The generator enclosure dimensions are 12-ft wide x 32.6-ft long x 14.3-ft high. The structures are certified to meet IBC standards including wind and snow loading. The outer wall of each enclosure is constructed using a 14-gauge, 4-in deep steel welded and bolted design. All fabricated steel parts conform to ASTM 569, specification C-1018, and all structural steel meets ASTM A36 requirements. The inner wall consists of fiberglass insulation and a perforated, galvanized steel liner. Every enclosure is painted with durable, long-lasting weather-resistant coatings.
The genset enclosures’ integral, low-profile 3500-gal sub-base fuel tanks are made from structural steel, baffled and interior coated with durable rustproof coating to create a leak-proof, long-lasting reserve. As shown in photos accompanying this article, the tanks present a compact footprint. They are also UL 142-listed and designed to meet UL 2085 fire requirements.

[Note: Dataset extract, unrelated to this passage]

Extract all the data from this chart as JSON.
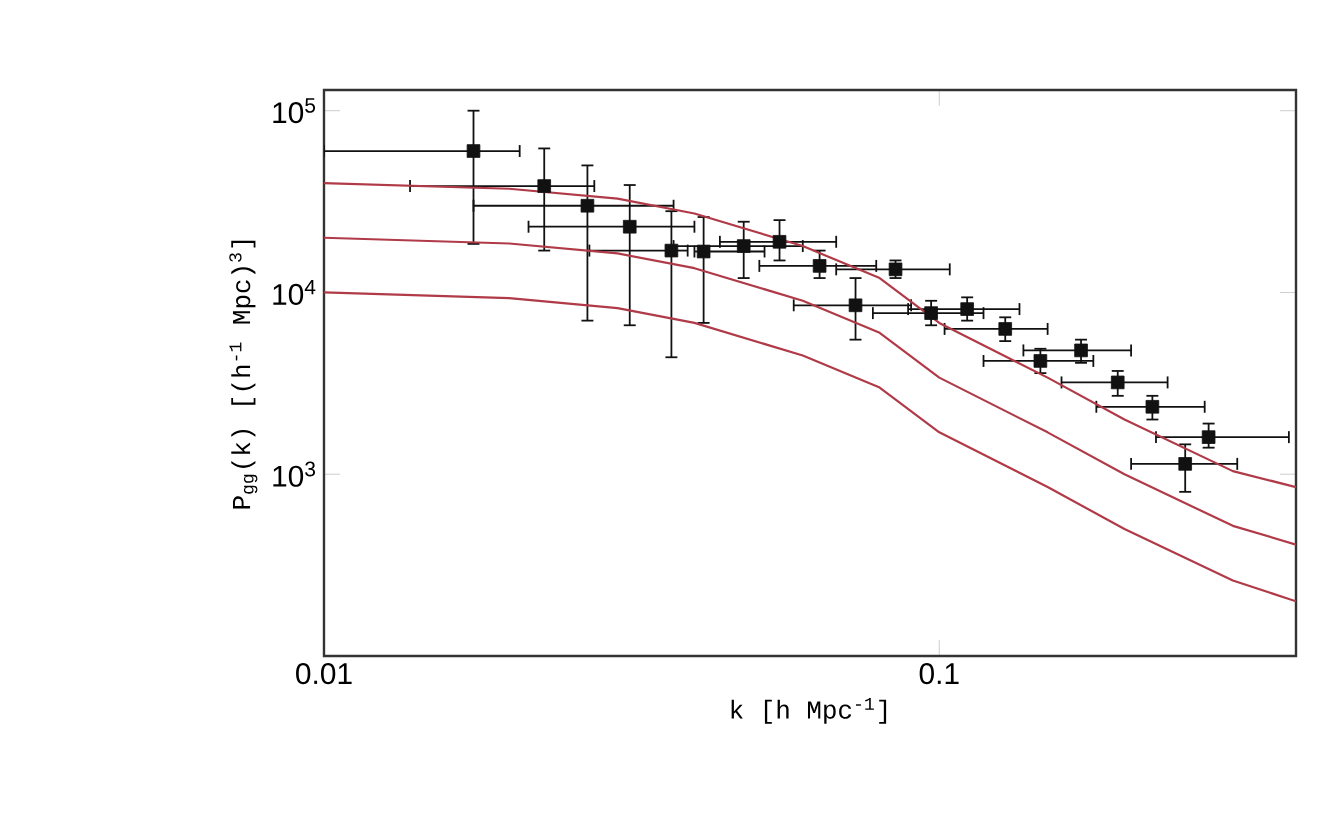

“We also experience ice storms,” Odens added. “Two years ago we had one that knocked out power for about four weeks—not at Vermillion, but 30 miles west of there. We work with a lot of utilities that were without power in parts of their system for four weeks, so a standby generator becomes pretty important. And having one in a Lectrus enclosure is even more critically important because you can operate and maintain that generator in adverse weather conditions.”
“We’ve used Lectrus enclosures in quite a few projects over the years. It’s more or less a standard of how we design and operate standby power systems.”
Water and power are crucial needs in every area. LCRWS is addressing both in tangible, efficient ways. Jim Auen underscored the significance of the program. “It’s a unique approach that Lewis & Clark has taken and it’s a regional approach. We’re going to be providing water to parts of three states, which has never been done before to our knowledge. We’re addressing critical water needs for our members: each system presently has unique challenges with its current water sources—they either aren’t adequate or they are of such low quality that it’s difficult for them to fully utilize that source without expensive treatment options. We will be producing high quality, reasonable cost water that in some cases will be the sole source of supply for some of our members. And we’re doing it in a manner that would’ve been financially impossible for the members to undertake on their own.”
Whether or not a similar level of criticality exists in every other industry, a main issue remains: if power is interrupted, process safety, life safety, deliverability of products/services, and business viability all suffer. The risk for that eventuality can be completely mitigated with reliable standby power systems placed within robust, weatherproof enclosures.